Question 5 Short Answer
Explain why the 'low value' (lowest discovery time reachable from a subtree via tree edges and back edges) is sufficient to detect articulation points without re-running DFS after each removal.
Think about your answer, then reveal below.
Model answer: The low value answers, in one DFS pass, the key question for every vertex: can my subtree reach above me without going through me? A back edge from a descendant to an ancestor makes that ancestor reachable without traversing the current vertex — it provides an 'escape route.' If low[child] < disc[v], child's subtree has such an escape route and v is not needed for connectivity. If low[child] >= disc[v], there is no escape route; the subtree is entirely dependent on v for connection to the rest of the graph. By computing this bottom-up during DFS, Tarjan's algorithm answers the disconnection question for every vertex simultaneously in O(V+E) time.

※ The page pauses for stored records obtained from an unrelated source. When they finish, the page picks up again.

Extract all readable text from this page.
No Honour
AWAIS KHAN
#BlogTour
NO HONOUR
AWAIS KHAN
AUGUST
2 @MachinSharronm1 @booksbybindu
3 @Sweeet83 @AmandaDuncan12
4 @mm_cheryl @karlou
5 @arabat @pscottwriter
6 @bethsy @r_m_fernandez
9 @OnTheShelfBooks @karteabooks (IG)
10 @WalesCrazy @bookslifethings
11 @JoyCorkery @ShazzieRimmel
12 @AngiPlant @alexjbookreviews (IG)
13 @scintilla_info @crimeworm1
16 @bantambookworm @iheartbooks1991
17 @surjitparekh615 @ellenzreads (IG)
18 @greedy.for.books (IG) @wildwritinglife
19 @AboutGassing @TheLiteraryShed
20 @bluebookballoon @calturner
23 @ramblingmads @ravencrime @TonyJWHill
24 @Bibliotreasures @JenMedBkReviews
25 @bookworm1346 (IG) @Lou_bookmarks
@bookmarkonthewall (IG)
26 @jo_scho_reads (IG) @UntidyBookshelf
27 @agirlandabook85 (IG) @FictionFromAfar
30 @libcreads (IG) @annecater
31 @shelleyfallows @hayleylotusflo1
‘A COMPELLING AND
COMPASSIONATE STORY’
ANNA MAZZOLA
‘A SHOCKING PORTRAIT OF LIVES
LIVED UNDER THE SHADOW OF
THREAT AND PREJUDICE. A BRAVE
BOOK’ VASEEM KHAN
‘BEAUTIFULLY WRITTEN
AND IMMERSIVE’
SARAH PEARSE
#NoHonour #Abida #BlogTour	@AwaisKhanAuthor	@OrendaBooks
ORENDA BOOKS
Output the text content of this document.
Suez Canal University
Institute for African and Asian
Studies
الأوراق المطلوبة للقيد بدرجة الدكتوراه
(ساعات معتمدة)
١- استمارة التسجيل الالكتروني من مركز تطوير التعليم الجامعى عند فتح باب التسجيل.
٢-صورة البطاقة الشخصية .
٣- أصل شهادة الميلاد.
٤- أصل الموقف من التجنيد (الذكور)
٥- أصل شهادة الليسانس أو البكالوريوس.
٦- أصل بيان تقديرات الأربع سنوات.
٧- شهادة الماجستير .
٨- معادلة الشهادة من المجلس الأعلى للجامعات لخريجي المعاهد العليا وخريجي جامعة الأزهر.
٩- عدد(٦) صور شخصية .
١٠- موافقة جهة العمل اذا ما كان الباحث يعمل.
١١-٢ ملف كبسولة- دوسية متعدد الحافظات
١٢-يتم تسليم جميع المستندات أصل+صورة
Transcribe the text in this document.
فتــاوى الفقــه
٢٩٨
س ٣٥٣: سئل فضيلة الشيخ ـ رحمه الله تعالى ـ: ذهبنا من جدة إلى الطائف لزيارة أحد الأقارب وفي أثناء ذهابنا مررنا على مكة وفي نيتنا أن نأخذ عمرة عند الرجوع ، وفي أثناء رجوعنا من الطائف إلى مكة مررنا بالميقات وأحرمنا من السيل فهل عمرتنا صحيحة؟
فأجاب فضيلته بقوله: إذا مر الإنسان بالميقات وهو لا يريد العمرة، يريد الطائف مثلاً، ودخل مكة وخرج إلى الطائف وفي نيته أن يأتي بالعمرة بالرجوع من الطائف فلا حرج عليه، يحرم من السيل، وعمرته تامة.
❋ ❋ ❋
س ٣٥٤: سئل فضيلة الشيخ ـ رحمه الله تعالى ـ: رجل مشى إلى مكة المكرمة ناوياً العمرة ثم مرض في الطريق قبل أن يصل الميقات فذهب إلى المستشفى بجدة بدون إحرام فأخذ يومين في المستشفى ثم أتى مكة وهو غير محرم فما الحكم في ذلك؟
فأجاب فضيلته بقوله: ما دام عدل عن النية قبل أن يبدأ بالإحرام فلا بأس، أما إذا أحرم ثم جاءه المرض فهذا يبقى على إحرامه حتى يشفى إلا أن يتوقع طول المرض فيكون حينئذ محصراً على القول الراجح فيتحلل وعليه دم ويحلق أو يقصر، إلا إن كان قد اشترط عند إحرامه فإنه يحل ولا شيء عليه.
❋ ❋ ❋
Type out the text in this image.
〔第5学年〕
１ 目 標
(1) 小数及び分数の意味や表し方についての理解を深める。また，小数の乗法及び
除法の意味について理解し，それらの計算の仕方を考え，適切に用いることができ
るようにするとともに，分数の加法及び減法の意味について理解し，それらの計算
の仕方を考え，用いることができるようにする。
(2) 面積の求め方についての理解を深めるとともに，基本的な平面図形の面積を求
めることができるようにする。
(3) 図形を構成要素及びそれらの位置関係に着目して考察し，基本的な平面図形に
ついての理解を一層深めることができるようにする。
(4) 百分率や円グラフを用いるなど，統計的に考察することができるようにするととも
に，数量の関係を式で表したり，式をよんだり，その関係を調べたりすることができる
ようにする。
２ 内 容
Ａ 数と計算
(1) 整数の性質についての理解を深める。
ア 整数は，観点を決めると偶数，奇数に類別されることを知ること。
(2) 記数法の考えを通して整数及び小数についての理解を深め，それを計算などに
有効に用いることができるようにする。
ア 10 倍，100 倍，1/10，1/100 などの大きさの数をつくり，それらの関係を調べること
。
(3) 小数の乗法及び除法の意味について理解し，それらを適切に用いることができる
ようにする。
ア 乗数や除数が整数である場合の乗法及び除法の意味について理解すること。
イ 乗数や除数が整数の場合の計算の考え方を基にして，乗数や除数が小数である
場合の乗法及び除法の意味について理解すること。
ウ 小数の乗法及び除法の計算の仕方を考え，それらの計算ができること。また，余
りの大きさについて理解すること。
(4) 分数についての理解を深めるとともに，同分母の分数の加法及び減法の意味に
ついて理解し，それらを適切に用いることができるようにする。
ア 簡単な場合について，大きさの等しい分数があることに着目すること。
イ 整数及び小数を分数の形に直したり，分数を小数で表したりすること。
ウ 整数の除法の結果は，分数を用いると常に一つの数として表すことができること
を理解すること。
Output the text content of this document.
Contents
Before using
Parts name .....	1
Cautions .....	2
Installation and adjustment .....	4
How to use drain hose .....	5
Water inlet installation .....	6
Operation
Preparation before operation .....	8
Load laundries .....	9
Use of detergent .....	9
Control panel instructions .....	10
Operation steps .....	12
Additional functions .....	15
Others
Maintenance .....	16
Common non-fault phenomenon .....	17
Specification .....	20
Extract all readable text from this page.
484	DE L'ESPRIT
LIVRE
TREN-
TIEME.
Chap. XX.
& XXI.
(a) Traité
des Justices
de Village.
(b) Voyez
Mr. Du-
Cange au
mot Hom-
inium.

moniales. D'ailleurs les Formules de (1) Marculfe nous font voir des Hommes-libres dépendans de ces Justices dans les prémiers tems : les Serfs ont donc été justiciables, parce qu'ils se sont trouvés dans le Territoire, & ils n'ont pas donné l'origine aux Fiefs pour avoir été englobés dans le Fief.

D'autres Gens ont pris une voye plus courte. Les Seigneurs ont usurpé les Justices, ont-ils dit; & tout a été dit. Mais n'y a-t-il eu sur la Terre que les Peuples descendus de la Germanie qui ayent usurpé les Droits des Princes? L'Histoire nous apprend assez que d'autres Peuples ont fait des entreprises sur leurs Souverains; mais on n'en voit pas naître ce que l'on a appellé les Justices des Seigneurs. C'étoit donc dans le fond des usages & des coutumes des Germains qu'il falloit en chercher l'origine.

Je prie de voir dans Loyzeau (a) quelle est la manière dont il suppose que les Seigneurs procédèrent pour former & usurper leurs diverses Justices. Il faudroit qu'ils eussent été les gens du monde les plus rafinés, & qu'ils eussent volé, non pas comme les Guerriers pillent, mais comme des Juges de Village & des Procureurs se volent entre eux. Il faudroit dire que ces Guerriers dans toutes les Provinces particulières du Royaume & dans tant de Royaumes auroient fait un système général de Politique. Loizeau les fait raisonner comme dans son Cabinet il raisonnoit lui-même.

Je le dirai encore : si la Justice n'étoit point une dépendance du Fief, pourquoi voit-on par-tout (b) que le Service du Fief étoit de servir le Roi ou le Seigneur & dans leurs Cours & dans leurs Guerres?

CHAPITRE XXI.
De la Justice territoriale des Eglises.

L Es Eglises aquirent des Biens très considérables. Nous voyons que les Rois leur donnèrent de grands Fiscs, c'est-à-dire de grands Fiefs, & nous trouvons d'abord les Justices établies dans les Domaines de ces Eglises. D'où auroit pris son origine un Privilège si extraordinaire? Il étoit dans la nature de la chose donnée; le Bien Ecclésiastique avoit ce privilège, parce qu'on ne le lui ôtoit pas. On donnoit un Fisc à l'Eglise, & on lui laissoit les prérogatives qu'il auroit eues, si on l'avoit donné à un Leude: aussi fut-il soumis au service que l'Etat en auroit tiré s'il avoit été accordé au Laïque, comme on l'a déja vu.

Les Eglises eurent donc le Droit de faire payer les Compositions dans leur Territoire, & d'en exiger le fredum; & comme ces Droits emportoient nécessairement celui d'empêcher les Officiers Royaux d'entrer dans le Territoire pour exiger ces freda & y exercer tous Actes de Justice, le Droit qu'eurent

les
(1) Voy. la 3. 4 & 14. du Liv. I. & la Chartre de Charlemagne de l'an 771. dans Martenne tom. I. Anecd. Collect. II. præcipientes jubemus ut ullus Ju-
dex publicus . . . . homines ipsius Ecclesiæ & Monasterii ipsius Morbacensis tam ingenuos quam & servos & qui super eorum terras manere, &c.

The insight is that back edges encode alternative connectivity. DFS already visits every edge, so tracking the minimum reachable discovery time as we go costs no extra traversals. The low value is updated upward through the DFS tree — a descendant's back edge discovery propagates to its ancestors, letting each ancestor know whether that subtree can 'escape' upward. This makes the algorithm a single augmented DFS rather than V separate DFS traversals.